Eoin Purcell
I like Snowbooks, so I’m biased
But the post today announcing that they are making proof copies of some of their books available for download and print via Lulu is really very very smart:
In what I shall call An Interesting Experiment, we are making available some books and samplers waaay before publication via Lulu.
What I find even more interesting is what you get if you take this alongside what the equally interesting Michael Cairns at Personanondata was saying in a recent post:
as a publisher, you should be comfortable with enabling the consumer to – in effect – make his or her own product. As an example, a publisher can make content available to consumers during what historically may have been considered the production process: Consumers can comment, add their own notes and links, perhaps add their own content and, at the point the consumer is satisfied they have a product they want, they can ‘publish’ it.
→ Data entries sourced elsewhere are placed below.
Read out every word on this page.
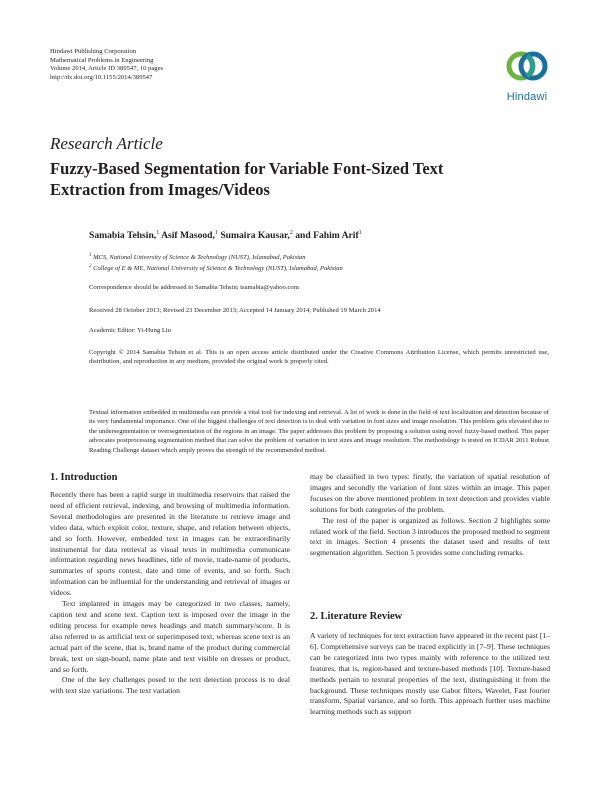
Hindawi Publishing Corporation
Mathematical Problems in Engineering
Volume 2014, Article ID 389547, 10 pages
http://dx.doi.org/10.1155/2014/389547
Hindawi
Research Article
Fuzzy-Based Segmentation for Variable Font-Sized Text
Extraction from Images/Videos
Samabia Tehsin,$^1$ Asif Masood,$^1$ Sumaira Kausar,$^2$ and Fahim Arif$^1$
$^1$ MCS, National University of Science & Technology (NUST), Islamabad, Pakistan
$^2$ College of E & ME, National University of Science & Technology (NUST), Islamabad, Pakistan
Correspondence should be addressed to Samabia Tehsin; tsamabia@yahoo.com
Received 28 October 2013; Revised 23 December 2013; Accepted 14 January 2014; Published 19 March 2014
Academic Editor: Yi-Hung Liu
Copyright © 2014 Samabia Tehsin et al. This is an open access article distributed under the Creative Commons Attribution License, which permits unrestricted use, distribution, and reproduction in any medium, provided the original work is properly cited.
Textual information embedded in multimedia can provide a vital tool for indexing and retrieval. A lot of work is done in the field of text localization and detection because of its very fundamental importance. One of the biggest challenges of text detection is to deal with variation in font sizes and image resolution. This problem gets elevated due to the undersegmentation or oversegmentation of the regions in an image. The paper addresses this problem by proposing a solution using novel fuzzy-based method. This paper advocates postprocessing segmentation method that can solve the problem of variation in text sizes and image resolution. The methodology is tested on ICDAR 2011 Robust Reading Challenge dataset which amply proves the strength of the recommended method.
1. Introduction

Recently there has been a rapid surge in multimedia reservoirs that raised the need of efficient retrieval, indexing, and browsing of multimedia information. Several methodologies are presented in the literature to retrieve image and video data, which exploit color, texture, shape, and relation between objects, and so forth. However, embedded text in images can be extraordinarily instrumental for data retrieval as visual texts in multimedia communicate information regarding news headlines, title of movie, trade-name of products, summaries of sports contest, date and time of events, and so forth. Such information can be influential for the understanding and retrieval of images or videos.

Text implanted in images may be categorized in two classes, namely, caption text and scene text. Caption text is imposed over the image in the editing process for example news headings and match summary/score. It is also referred to as artificial text or superimposed text, whereas scene text is an actual part of the scene, that is, brand name of the product during commercial break, text on sign-board, name plate and text visible on dresses or product, and so forth.

One of the key challenges posed to the text detection process is to deal with text size variations. The text variation

may be classified in two types: firstly, the variation of spatial resolution of images and secondly the variation of font sizes within an image. This paper focuses on the above mentioned problem in text detection and provides viable solutions for both categories of the problem.

The rest of the paper is organized as follows. Section 2 highlights some related work of the field. Section 3 introduces the proposed method to segment text in images. Section 4 presents the dataset used and results of text segmentation algorithm. Section 5 provides some concluding remarks.

2. Literature Review

A variety of techniques for text extraction have appeared in the recent past [1–6]. Comprehensive surveys can be traced explicitly in [7–9]. These techniques can be categorized into two types mainly with reference to the utilized text features, that is, region-based and texture-based methods [10]. Texture-based methods pertain to textural properties of the text, distinguishing it from the background. These techniques mostly use Gabor filters, Wavelet, Fast fourier transform, Spatial variance, and so forth. This approach further uses machine learning methods such as support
That point of publishing may or may not coincide with the publishers’ date and, in fact, the publisher may not ever ‘complete’ their books in a traditional sense but allow them to live and breath and enable any future consumer to decide when they want to ‘publish’.
Snowbooks are starting this process. No there is no feedback mechanism per say (though Emma’s e-mail and phone number are pretty freely available so feedback could flow) but this is surely a step in the direction of the kind of access and openness that Michael describes.
Good luck to Snowbooks on this one, a fine experiment.
Eoin
Indeed, very interesting, very promising.